Drive already mounted at /content/drive; to attempt to forcibly remount, call drive.mount("/content/drive", force_remount=True).


In [None]:
# Загрузка данных

train = pd.read_parquet('/content/drive/MyDrive/DS_Avito/train_df.pq')
test = pd.read_parquet('/content/drive/MyDrive/DS_Avito/test_df.pq')

In [None]:
# Оптимизация памяти

def reduce_mem(df):
    for col in df.select_dtypes(include='float64').columns:
        df[col] = pd.to_numeric(df[col], downcast='float')
    for col in df.select_dtypes(include='int64').columns:
        df[col] = pd.to_numeric(df[col], downcast='integer')
    return df

train = reduce_mem(train)
test = reduce_mem(test)

In [None]:
# Удаление дубликатов

train = train.drop_duplicates(subset=['query_id', 'item_id']).reset_index(drop=True)

In [3]:
# Feature Engineering

def add_features(df):
    # совпадения категорий и локаций
    df['same_cat'] = (df['serp_query_cat'] == df['item_cat_id']).astype('int8')
    df['same_mcat'] = (df['query_mcat'] == df['item_mcat_id']).astype('int8')
    df['same_loc'] = (df['serp_query_loc'] == df['item_loc']).astype('int8')

    # длины текстов
    df['query_len'] = df['query_text'].fillna('').str.len().astype('int16')
    df['title_len'] = df['Title'].fillna('').str.len().astype('int16')
    df['desc_len'] = df['DescriptionRu'].fillna('').str.len().astype('int32')

    # цена
    df['price_log'] = np.log1p(df['price'].clip(0)).fillna(0).astype('float32')
    df['price_is_null'] = df['price'].isna().astype('int8')

    # время
    df['event_date'] = pd.to_datetime(df['event_date'])
    df['hour'] = df['event_date'].dt.hour.astype('int8')
    df['dow'] = df['event_date'].dt.dayofweek.astype('int8')

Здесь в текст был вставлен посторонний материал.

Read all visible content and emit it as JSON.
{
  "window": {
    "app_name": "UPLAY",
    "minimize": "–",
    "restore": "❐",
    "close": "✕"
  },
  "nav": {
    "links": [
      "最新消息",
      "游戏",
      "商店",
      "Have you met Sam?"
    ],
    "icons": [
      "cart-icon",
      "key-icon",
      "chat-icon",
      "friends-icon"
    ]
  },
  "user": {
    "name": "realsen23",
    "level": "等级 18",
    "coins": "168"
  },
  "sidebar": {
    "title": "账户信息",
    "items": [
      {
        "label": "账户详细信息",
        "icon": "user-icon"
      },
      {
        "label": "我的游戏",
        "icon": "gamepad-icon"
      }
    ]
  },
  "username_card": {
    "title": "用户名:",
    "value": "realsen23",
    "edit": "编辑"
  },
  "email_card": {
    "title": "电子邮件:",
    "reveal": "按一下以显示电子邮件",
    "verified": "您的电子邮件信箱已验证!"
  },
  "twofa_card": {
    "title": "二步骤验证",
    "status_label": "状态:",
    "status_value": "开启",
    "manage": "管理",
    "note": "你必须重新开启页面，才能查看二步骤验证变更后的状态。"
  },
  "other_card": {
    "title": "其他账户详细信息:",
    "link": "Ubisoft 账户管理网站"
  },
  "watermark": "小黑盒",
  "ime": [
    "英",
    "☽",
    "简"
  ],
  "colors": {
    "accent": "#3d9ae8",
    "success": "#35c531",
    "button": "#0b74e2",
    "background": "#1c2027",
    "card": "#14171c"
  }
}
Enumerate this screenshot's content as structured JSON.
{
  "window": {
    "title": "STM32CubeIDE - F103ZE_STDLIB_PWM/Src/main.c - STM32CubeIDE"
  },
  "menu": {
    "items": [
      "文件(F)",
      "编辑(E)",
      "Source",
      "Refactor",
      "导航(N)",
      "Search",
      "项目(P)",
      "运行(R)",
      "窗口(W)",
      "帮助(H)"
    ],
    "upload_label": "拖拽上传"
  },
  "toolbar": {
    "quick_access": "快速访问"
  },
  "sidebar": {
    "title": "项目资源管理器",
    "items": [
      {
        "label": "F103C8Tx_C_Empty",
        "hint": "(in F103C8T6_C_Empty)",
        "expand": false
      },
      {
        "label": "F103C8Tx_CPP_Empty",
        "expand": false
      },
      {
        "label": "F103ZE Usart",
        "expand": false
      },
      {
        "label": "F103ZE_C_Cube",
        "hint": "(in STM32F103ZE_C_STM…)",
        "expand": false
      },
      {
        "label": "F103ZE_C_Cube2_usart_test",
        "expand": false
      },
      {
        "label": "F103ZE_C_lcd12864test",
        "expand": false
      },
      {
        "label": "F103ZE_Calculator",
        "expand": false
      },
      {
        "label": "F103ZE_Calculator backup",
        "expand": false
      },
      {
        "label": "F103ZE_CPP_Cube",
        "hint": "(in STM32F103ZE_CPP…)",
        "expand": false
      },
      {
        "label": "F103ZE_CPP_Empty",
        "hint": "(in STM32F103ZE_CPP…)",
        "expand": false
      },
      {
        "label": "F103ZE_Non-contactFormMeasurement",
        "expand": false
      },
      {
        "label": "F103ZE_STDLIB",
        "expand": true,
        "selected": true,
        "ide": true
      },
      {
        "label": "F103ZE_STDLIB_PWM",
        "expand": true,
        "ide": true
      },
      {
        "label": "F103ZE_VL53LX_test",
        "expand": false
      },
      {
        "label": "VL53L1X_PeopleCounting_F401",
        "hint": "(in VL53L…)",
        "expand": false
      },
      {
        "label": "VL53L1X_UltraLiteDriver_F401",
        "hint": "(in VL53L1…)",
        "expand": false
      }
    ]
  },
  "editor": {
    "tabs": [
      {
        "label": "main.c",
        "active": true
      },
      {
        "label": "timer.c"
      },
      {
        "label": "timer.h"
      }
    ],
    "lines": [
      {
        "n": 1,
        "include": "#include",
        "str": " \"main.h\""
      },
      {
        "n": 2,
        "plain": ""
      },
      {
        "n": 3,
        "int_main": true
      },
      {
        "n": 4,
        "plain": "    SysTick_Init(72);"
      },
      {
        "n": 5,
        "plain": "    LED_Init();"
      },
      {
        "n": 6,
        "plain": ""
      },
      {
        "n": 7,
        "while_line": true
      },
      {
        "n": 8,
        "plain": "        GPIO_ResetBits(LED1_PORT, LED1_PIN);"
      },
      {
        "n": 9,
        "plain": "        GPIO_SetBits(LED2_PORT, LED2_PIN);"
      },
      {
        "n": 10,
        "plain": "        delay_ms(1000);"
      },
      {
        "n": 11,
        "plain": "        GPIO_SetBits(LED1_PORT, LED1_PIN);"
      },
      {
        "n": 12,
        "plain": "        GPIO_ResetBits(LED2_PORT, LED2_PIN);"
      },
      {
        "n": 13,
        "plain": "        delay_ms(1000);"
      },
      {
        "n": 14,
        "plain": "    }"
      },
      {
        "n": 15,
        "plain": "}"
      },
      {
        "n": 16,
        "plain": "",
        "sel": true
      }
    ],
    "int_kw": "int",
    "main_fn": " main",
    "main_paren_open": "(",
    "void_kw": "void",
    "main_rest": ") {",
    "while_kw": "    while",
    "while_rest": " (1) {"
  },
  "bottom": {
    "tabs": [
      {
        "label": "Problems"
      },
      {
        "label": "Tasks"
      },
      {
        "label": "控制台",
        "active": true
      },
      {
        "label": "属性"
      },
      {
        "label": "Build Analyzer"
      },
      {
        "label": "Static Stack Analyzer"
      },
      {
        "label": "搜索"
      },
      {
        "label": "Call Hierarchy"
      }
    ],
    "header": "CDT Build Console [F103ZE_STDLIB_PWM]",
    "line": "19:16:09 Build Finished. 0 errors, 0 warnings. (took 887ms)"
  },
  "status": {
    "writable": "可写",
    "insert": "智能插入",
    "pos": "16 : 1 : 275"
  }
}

    q = df['query_text'].fillna('').str.lower().str.split()
    t = df['Title'].fillna('').str.lower().str.split()
    df['query_title_overlap'] = [
        min(len(set(a) & set(b)), 20)  # clip max overlap
        for a, b in zip(q, t)
    ]
    df['query_title_overlap'] = df['query_title_overlap'].astype('int8')

    return df

train = add_features(train)
test = add_features(test)


# Исторические признаки

seller_ctr = train.groupby('seller_id')['item_contact'].mean()
item_ctr   = train.groupby('item_id')['item_contact'].mean()

for df in [train, test]:
    df['seller_ctr'] = df['seller_id'].map(seller_ctr).fillna(0.01).astype('float32')
    df['item_ctr']   = df['item_id'].map(item_ctr).fillna(0.01).astype('float32')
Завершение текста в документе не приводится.